Kemudian, menang harga dimaksudkan harga Bakmi Japos harus lebih murah ketimbang resto-resto bakmi di kelasnya. "Dengan uang Rp 10 ribu sudah bisa makan di Japos," ujarnya. Adapun konsep menang porsi, menurutnya, memberikan porsi lebih besar dan lebih banyak ketimbang yang lainnya. Dengan konsep porsi lebih besar, Hengky ingin menyampaikan kepada pelanggan bahwa porsi yang disajikan bisa disantap untuk beberapa anggota keluarga.

Seiring perjalanan waktu, ayah seorang anak ini menambah satu konsep lagi, yakni suasana. Untuk itu, Bakmi Japos cabang ke-6 di bilangan Bintaro Sektor 7, Tangerang menjadi gerai percontohan sekaligus kantor pusat. Gerai seluas 1.500 m2 ini meliputi dapur, ruang makan, ruang makan VIP, kafe dan tempat pertunjukan musik. Bahkan, khusus di tempat ini pula, Bakmi Japos buka 24 jam nonstop (tiga shift). "Tidak seperti kafe-kafe yang mengundang artis tenar, hiburan di sini hanya sebagai sarana pelengkap,? tutur Hengky.

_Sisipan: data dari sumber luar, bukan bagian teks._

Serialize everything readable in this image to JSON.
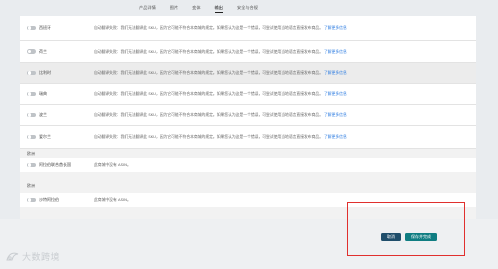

Dari sekian konsep yang dijalankan, menurut Hengky, yang terbilang paling sulit direalisasi adalah menang pelayanan. Ada tiga versi pelayanan di Bakmi Japos, yakni: eat in (pelanggan makan di tempat), take a way (dibawa pulang), dan delivery order. Ketiganya membutuhkan perlakuan khusus agar dapat menjadi pelayanan yang diberikan secara optimal.

Guna mempercepat pertumbuhan, sejak 2003 Hengky menerapkan sistem waralaba. Dari 22 gerainya kini, 12 di antaranya dibangun dengan sistem waralaba. Investasi yang harus dikeluarkan kepada mitra waralaba berkisar Rp 1,5 miliar (untuk alat bantu kerja, SDM, dan pengadaan bahan baku, tidak termasuk sewa gedung). "Saya menargetkan break even point kurang-lebih tiga tahun," Hengky berujar.

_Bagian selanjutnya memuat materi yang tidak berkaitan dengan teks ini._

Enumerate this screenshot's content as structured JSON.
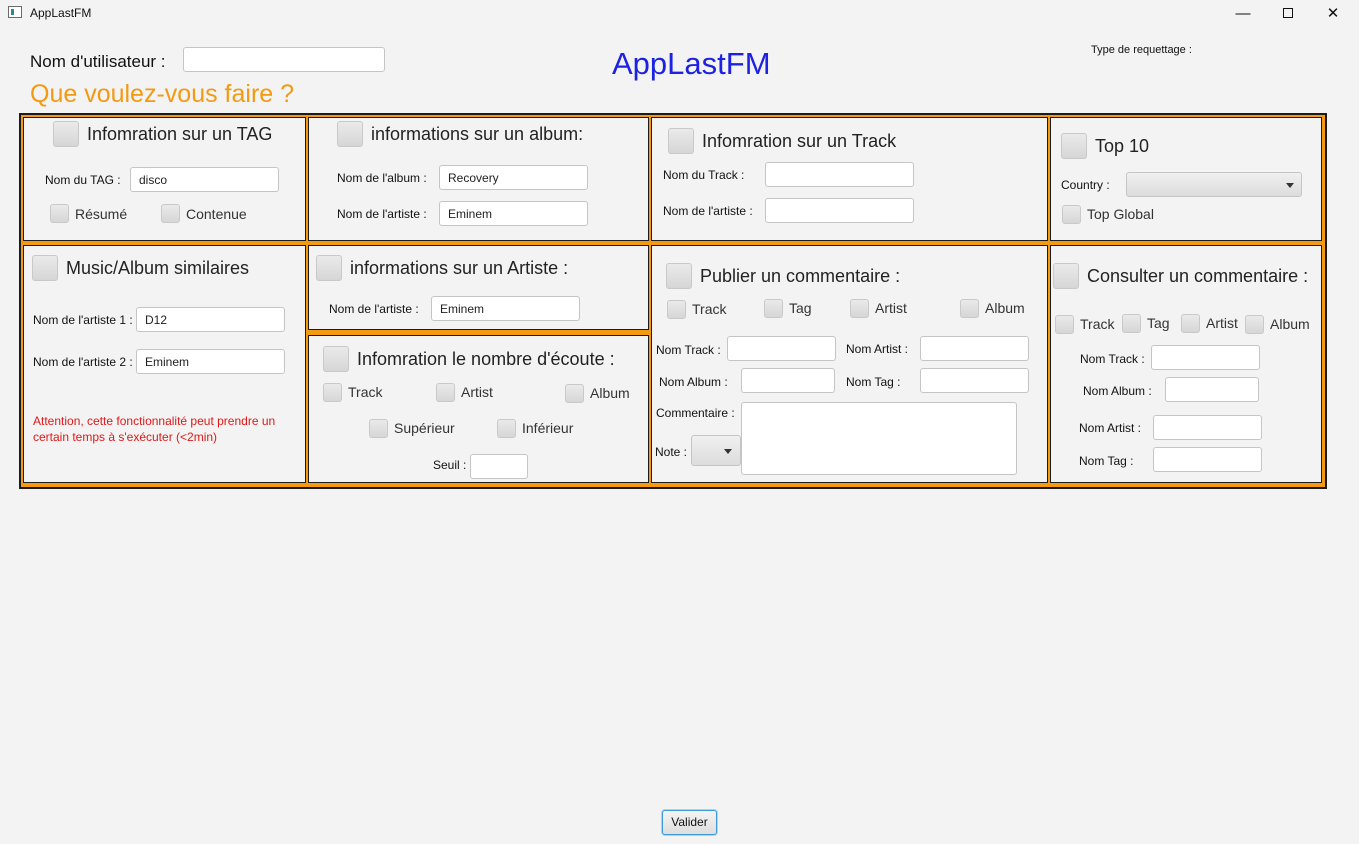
{
  "window": {
    "title": "AppLastFM",
    "min_symbol": "—",
    "close_symbol": "✕"
  },
  "header": {
    "username_label": "Nom d'utilisateur :",
    "username_value": "",
    "app_title": "AppLastFM",
    "question": "Que voulez-vous faire ?",
    "request_type_label": "Type de requettage :"
  },
  "tag_info": {
    "title": "Infomration sur un TAG",
    "tag_label": "Nom du TAG :",
    "tag_value": "disco",
    "summary_label": "Résumé",
    "content_label": "Contenue"
  },
  "album_info": {
    "title": "informations sur un album:",
    "album_label": "Nom de l'album :",
    "album_value": "Recovery",
    "artist_label": "Nom de l'artiste :",
    "artist_value": "Eminem"
  },
  "track_info": {
    "title": "Infomration sur un Track",
    "track_label": "Nom du Track :",
    "track_value": "",
    "artist_label": "Nom de l'artiste :",
    "artist_value": ""
  },
  "top10": {
    "title": "Top 10",
    "country_label": "Country :",
    "country_value": "",
    "global_label": "Top Global"
  },
  "similar": {
    "title": "Music/Album similaires",
    "artist1_label": "Nom de l'artiste 1 :",
    "artist1_value": "D12",
    "artist2_label": "Nom de l'artiste 2 :",
    "artist2_value": "Eminem",
    "warning": "Attention, cette fonctionnalité peut prendre un certain temps à s'exécuter (<2min)"
  },
  "artist_info": {
    "title": "informations sur un Artiste :",
    "artist_label": "Nom de l'artiste :",
    "artist_value": "Eminem"
  },
  "listens": {
    "title": "Infomration le nombre d'écoute :",
    "track_label": "Track",
    "artist_label": "Artist",
    "album_label": "Album",
    "superior_label": "Supérieur",
    "inferior_label": "Inférieur",
    "threshold_label": "Seuil :",
    "threshold_value": ""
  },
  "publish": {
    "title": "Publier un commentaire :",
    "track_label": "Track",
    "tag_label": "Tag",
    "artist_label": "Artist",
    "album_label": "Album",
    "track_field_label": "Nom Track :",
    "artist_field_label": "Nom Artist :",
    "album_field_label": "Nom Album :",
    "tag_field_label": "Nom Tag :",
    "comment_label": "Commentaire :",
    "note_label": "Note :"
  },
  "consult": {
    "title": "Consulter un commentaire :",
    "track_label": "Track",
    "tag_label": "Tag",
    "artist_label": "Artist",
    "album_label": "Album",
    "track_field_label": "Nom Track :",
    "album_field_label": "Nom Album :",
    "artist_field_label": "Nom Artist :",
    "tag_field_label": "Nom Tag :"
  },
  "footer": {
    "submit_label": "Valider"
  },
  "colors": {
    "accent_orange": "#f39a12",
    "title_blue": "#1c22e0",
    "warning_red": "#e01818"
  }
}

Bagi pewaralaba, mereka harus membayar royalti 6% total penjualan dan akan memperoleh keuntungan tipis 12%-14%. Kendati begitu, ternyata tak membuat mitranya lari meninggalkan Bakmi Japos. Sebab, dengan membuka Bakmi Japos, sepertinya sudah jaminan pengunjung bakal datang berduyun-duyun. Dari pengalaman Hengky selama ini, setiap hari setidaknya 500 tamu berkunjung ke Bakmi Japos. Bahkan, ada beberapa gerai yang bisa menyedot 1.000 pengunjung per hari.

Tahun 2004, Hengky berencana membuka 6 gerai di beberapa titik Ibu Kota. Selain itu, ia juga akan mencoba peruntungan keluar Jakarta, yakni membuka cabang Bandung. Bandung menjadi salah satu proyek percontohan, untuk melihat masih dapatkah pengontrolan dilakukan dengan baik.

Menurut Rhenald Kasali, pengamat dari Program Ilmu Manajemen Pascasarjana Universitas Indonesia, berkembangnya kewirausahaan Bakmi Japos, tak lain karena sosok Hengky yang memiliki semangat juang yang kuat. Dendam dengan kemiskinan membuatnya terus mencoba segala hal. Kemiskinan ini yang membuat dia berani menghadapi rintangan. Setelah malang melintang mengais rezeki, pada akhirnya ia menemukan faktor keberuntungan. Sebenarnya, lanjut Rhenald, Hengky tak sekadar beruntung. Pria 43 tahun ini pasti memiliki kreativitas dan akal yang panjang. Kalau tidak, mana mungkin Bakmi Japos bisa berkembang seperti sekarang?